PART 2

7.8K 806 96
                                    

Gama kembali ke Apartement dengan langkah lebar. Tak sabar ingin menggeledah barang yang dibawa adiknya, yang tadi ditinggalkan begitu saja di depan pintu apartement.

Tas ransel hitam dan koper abu. Gama tidak peduli dengan kopernya, sudah bisa dipastikan isinya hanya barang-barang pribadi Garin. Gama meraih tas ransel hitam, mengacak-acak barang yang ada di dalamnya. Charger, power bank, sebuah airpods, parfum, sekantong permen pelega tenggorokan, dan pouch hitam berukuran sedang.

Gama mengambilnya, menarik resleting pouch, di dalamnya ada beberapa botol obat, sekitar 4 botol. Belum lagi obat yang ada dalam kantong kecil. Gama menutup pouch itu kembali. Beralih membuka resleting kantong ransel yang ada di depan, mencari bukti lain. Dia semakin yakin dengan perkiraannya. Alasan Garin menemuinya. Tepat. Lembaran kertas dalam amplop besar yang dilipat ditemukan di sana. Beberapa lembar hasil pemeriksaan kesehatan dari rumah sakit. Atas nama Garindra Bimo. Lab, BMP, dan lain-lain. Di salah satu kertas itu, terdapat kesimpulan bertuliskan ... Acute Myeloid Leukemia.

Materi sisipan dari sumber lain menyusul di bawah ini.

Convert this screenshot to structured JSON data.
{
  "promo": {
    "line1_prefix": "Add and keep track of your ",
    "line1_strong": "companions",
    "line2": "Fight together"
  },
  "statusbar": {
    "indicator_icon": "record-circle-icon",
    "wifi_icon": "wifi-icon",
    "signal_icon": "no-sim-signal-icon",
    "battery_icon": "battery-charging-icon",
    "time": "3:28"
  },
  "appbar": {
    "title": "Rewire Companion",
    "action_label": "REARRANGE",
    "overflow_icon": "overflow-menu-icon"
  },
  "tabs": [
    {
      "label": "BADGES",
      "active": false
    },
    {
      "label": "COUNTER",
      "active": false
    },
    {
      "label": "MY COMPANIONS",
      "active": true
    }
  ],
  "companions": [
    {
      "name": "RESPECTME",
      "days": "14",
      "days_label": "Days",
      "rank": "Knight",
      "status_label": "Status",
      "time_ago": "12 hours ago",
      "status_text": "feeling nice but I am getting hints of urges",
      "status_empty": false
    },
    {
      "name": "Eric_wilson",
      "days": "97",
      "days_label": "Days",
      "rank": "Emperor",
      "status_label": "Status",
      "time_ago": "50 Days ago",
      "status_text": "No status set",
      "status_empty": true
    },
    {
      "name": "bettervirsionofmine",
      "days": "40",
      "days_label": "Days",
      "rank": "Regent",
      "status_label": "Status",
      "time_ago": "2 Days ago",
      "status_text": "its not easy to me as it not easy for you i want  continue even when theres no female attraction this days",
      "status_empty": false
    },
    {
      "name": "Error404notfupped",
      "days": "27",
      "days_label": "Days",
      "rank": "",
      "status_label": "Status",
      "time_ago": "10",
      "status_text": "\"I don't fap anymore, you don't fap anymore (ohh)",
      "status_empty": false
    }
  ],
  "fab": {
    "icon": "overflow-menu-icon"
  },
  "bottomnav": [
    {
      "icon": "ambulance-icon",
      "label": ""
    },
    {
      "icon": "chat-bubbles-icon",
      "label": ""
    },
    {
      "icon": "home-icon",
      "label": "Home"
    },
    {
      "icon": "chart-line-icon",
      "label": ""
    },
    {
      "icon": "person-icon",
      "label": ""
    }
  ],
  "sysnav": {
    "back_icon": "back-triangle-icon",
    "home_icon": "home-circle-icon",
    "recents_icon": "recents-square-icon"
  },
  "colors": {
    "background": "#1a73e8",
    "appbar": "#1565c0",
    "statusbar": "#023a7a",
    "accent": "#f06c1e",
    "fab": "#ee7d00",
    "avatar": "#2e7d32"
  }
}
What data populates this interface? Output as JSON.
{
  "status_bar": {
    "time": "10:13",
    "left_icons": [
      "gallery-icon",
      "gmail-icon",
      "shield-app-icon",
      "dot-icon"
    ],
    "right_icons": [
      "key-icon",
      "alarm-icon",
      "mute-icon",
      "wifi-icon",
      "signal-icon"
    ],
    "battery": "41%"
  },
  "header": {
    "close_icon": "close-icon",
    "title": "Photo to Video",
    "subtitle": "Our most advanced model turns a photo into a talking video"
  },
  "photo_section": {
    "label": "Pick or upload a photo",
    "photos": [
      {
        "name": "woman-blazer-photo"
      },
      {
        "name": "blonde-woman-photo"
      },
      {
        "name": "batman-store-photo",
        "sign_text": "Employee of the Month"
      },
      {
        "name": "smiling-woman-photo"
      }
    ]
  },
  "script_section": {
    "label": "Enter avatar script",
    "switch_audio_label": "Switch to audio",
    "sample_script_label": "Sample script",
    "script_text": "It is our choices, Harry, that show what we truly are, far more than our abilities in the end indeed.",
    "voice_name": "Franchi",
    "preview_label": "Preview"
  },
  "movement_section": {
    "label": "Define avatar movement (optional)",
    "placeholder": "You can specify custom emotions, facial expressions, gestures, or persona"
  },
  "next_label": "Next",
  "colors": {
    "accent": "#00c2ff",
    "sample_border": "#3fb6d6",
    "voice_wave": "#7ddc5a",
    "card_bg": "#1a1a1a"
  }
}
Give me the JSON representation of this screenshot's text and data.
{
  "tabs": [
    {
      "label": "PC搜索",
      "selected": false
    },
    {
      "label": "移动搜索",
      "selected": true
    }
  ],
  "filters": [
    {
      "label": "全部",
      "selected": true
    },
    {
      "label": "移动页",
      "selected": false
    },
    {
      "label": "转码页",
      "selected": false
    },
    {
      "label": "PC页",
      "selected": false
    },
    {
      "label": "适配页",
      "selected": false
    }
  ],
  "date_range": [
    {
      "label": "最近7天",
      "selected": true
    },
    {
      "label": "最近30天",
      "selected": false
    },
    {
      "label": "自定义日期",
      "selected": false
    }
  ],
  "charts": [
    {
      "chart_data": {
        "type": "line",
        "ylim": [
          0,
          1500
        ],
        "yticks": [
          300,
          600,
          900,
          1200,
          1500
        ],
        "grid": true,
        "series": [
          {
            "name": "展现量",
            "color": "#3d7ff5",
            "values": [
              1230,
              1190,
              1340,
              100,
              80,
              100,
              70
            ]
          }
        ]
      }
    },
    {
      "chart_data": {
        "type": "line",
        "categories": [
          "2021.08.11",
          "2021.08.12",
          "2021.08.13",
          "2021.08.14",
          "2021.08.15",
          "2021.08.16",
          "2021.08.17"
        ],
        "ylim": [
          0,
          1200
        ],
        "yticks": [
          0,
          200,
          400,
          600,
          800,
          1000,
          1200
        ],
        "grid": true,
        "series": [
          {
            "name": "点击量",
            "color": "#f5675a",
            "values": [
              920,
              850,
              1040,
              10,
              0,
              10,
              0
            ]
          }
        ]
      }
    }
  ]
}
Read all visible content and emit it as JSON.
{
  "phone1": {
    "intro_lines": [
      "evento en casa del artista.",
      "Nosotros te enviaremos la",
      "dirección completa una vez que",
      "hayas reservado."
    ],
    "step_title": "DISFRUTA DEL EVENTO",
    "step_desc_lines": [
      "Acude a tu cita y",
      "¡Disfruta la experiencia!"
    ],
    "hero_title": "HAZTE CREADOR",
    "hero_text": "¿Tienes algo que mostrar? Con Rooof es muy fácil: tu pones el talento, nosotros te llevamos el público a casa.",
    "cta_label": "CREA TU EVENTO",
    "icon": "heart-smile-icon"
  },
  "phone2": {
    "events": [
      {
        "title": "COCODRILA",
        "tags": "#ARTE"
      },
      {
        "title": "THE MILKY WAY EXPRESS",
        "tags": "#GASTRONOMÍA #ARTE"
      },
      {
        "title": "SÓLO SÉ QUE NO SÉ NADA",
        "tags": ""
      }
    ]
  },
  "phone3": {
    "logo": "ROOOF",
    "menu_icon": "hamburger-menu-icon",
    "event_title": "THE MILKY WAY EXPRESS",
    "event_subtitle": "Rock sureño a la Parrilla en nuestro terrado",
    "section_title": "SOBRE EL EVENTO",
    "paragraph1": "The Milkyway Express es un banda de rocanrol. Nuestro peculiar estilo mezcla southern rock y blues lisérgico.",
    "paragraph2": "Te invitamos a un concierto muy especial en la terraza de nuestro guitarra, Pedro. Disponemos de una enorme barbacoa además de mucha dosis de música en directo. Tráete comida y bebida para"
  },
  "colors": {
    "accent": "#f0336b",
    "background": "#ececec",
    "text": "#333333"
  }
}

Gama mengembuskan napas kasar. Menemukannya. Brengsek sekali. Apa maksud Garin menemuinya membawa semua ini? Apa dokter sudah memvonis usianya tak akan lama lagi? Dan karena itu, dia ingin di saat terakhirnya menghabiskan waktu bersama keluarga? Atau Garin ingin mendapat maaf sebelum mati? Atau dia ingin Gama membiayai pengobatannya? Cih, persetan!

Gama memperkuat katupan rahang, memasukkan kembali kertas itu ke dalam tas, kemudian bangkit membuka pintu apartement. Menjinjing tas ransel,
dan menarik masuk koper abu milik Garin. Menghempaskan keduanya dengan kasar ke dekat sofa.

--

"Gue kira lo udah kabur." Gama memasuki ruang rawat adiknya. Sehari penuh kemarin dia sibuk, tak kembali lagi ke rumah sakit setelah meninggalkan Garin yang belum sadarkan diri di UGD di hari sebelumnya. Gama baru menginjakan kaki kembali di sini, di sore hari ini, karena administrasi rumah sakit yang harus diurus.

Garin yang tengah terbaring tersenyum simpul. "Mana kuat," sahutnya pelan diiringi kekehan. Terlihat miris. Lemah.
Entah, sekarang Gama begitu benci melihat senyum itu.

"Lo udah gak benci gue?" tanya Garin.

Gama menoleh datar. "Makin benci," berucap dengan nada yang tak terdengar ada becandaan sedikit pun. Dari nada bicaranya diawal saja, harusnya Garin tak usah mempertanyakan lagi. Garin tersenyum. Lagi ... membuat Gama mendecih.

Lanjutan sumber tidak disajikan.